Phœnix entered the FA Cup for the first time in the 1890–91 FA Cup qualifying rounds, and started with an impressive 6–1 win over Schorne College at Clewer, scoring five in the second half without reply. The club lost its second round match at home to Hunts County, but finished the season with its greatest triumph, winning the Berks & Bucks Senior Cup for the only time, hammering the 2nd Scots Guards at Maidenhead.
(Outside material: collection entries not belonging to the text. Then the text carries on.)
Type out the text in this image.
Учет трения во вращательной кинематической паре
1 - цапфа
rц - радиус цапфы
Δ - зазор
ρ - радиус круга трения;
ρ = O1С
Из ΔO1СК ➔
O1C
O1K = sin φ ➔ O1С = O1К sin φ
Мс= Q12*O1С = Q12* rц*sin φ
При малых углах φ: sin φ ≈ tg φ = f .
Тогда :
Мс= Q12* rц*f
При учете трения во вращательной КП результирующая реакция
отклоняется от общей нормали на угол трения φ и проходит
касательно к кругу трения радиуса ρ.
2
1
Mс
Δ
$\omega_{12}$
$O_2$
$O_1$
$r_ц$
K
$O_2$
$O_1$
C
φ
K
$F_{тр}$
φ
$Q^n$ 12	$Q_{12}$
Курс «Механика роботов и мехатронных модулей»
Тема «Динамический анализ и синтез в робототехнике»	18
However its 1891–92 season was far less successful; the club entered 5 Cup competitions, and exited in the first round in four of them, the exception being the Senior, in which the club reached the semi-final. A pointer to the future came at Easter 1892, when Phoenix accepted players from other clubs under the name Windsor United for a series of exhibition matches, and, following a meeting in July 1892, the Phoenix and Windsor St Albans clubs agreed to merge permanently, into a side to be known as Windsor & Eton Football Club; Windsor & Eton Victoria was also represented at the meeting, but (for the moment) declined the invitation. Phoenix had already accepted a place in the Southern Alliance, which the new club took up, and the name Windsor Phoenix was revived for a junior club in the late 1890s.

==Colours==

The club colours were dark and light blue.

==Ground==

The club originally played in the Home Park, Windsor. When required to have enclosed accommodation, it moved to the Balloon Meadow, in Clewer, and used the Swan Hotel as facilities.